Bandyopadhyay Sanghamitra, Mitra Ramkrishna
Machine Intelligence Unit, Indian Statistical Institute, Kolkata 700108, India.
IEEE Trans Nanobioscience. 2009 Jun;8(2):139-46. doi: 10.1109/TNB.2009.2019642. Epub 2009 Apr 10.

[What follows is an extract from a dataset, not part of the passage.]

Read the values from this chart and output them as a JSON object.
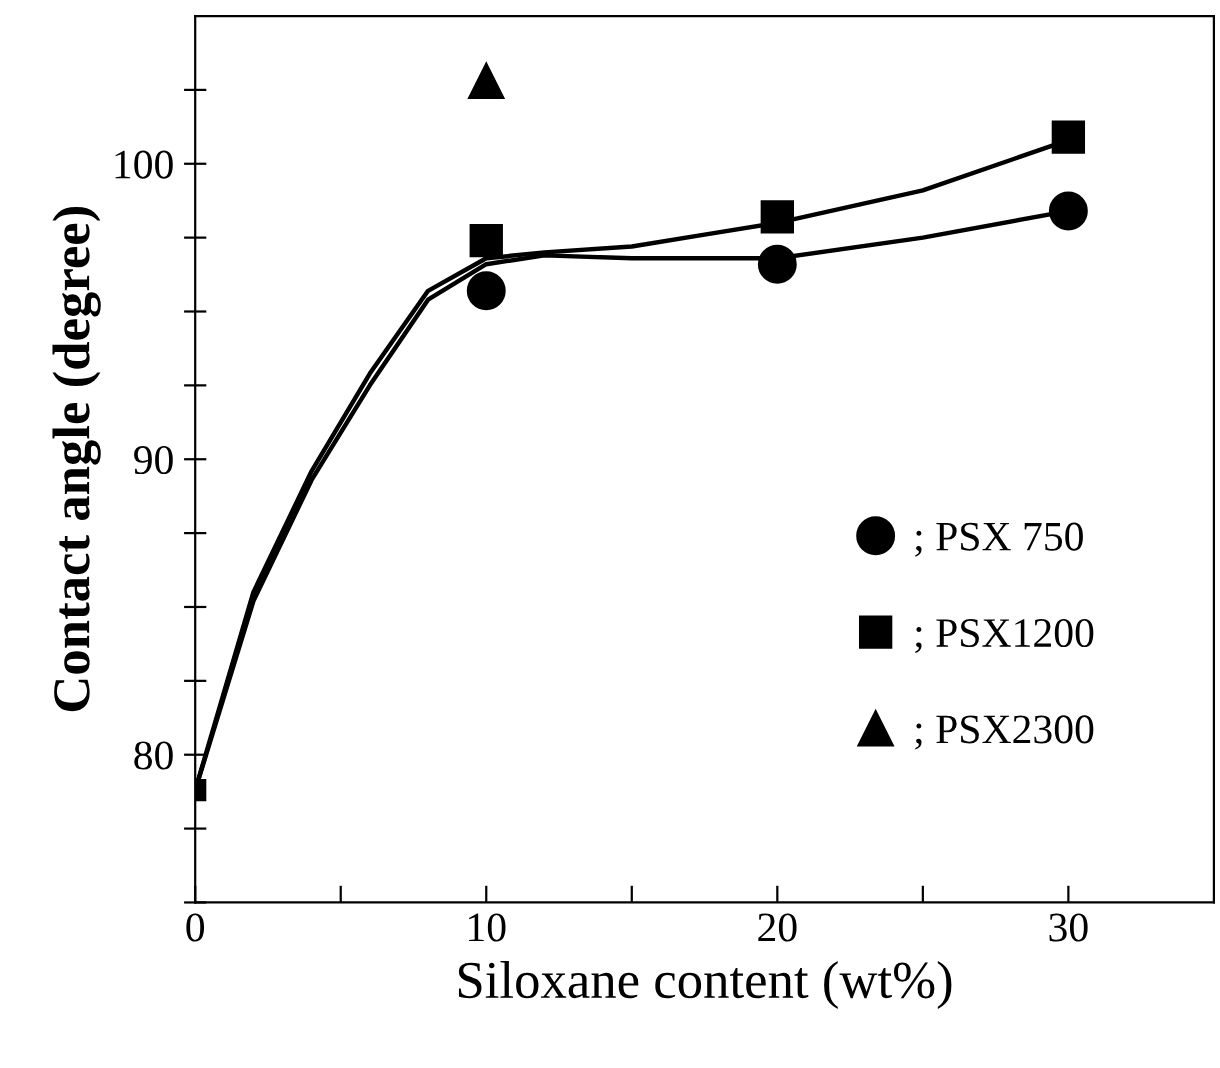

Researchers are compelled to use heuristic-based pairwise sequence alignment tools instead of Smith-Waterman (SW) algorithm due to space and time constraints, thereby losing significant amount of sensitivity. Parallelization is a possible solution, though, till date, the parallelization is restricted to database searching through database fragmentation. In this paper, the power of a cluster computer is utilized for developing a parallel algorithm, RPAlign, involving, first, the detection of regions that are potentially alignable, followed by their actual alignment. RPAlign is found to reduce the timing requirement by a factor of upto 9 and 99 when used with the basic local alignment search tool (BLAST) and SW, respectively, while keeping the sensitivity similar to the corresponding method. For distantly related sequences, which remain undetected by BLAST, RPAlign with SW can be used. Again, for megabase-scale sequences, when SW becomes computationally intractable, the proposed method can still align them reasonably fast with high sensitivity.
由于空间和时间限制,研究人员不得不使用基于启发式的成对序列比对工具,而不是史密斯-沃特曼(SW)算法,从而损失了大量的灵敏度。并行化是一种可能的解决方案,不过,到目前为止,并行化仅限于通过数据库碎片化进行数据库搜索。在本文中,利用集群计算机的能力开发了一种并行算法RPAlign,该算法首先检测可能可比对的区域,然后进行实际比对。结果发现,与基本局部比对搜索工具(BLAST)一起使用时,RPAlign将时间需求减少了多达9倍,与SW一起使用时减少了99倍,同时保持与相应方法相似的灵敏度。对于BLAST未检测到的远缘相关序列,可以使用与SW结合的RPAlign。同样,对于兆碱基规模的序列,当SW在计算上变得难以处理时,所提出的方法仍然可以以高灵敏度相当快速地对它们进行比对。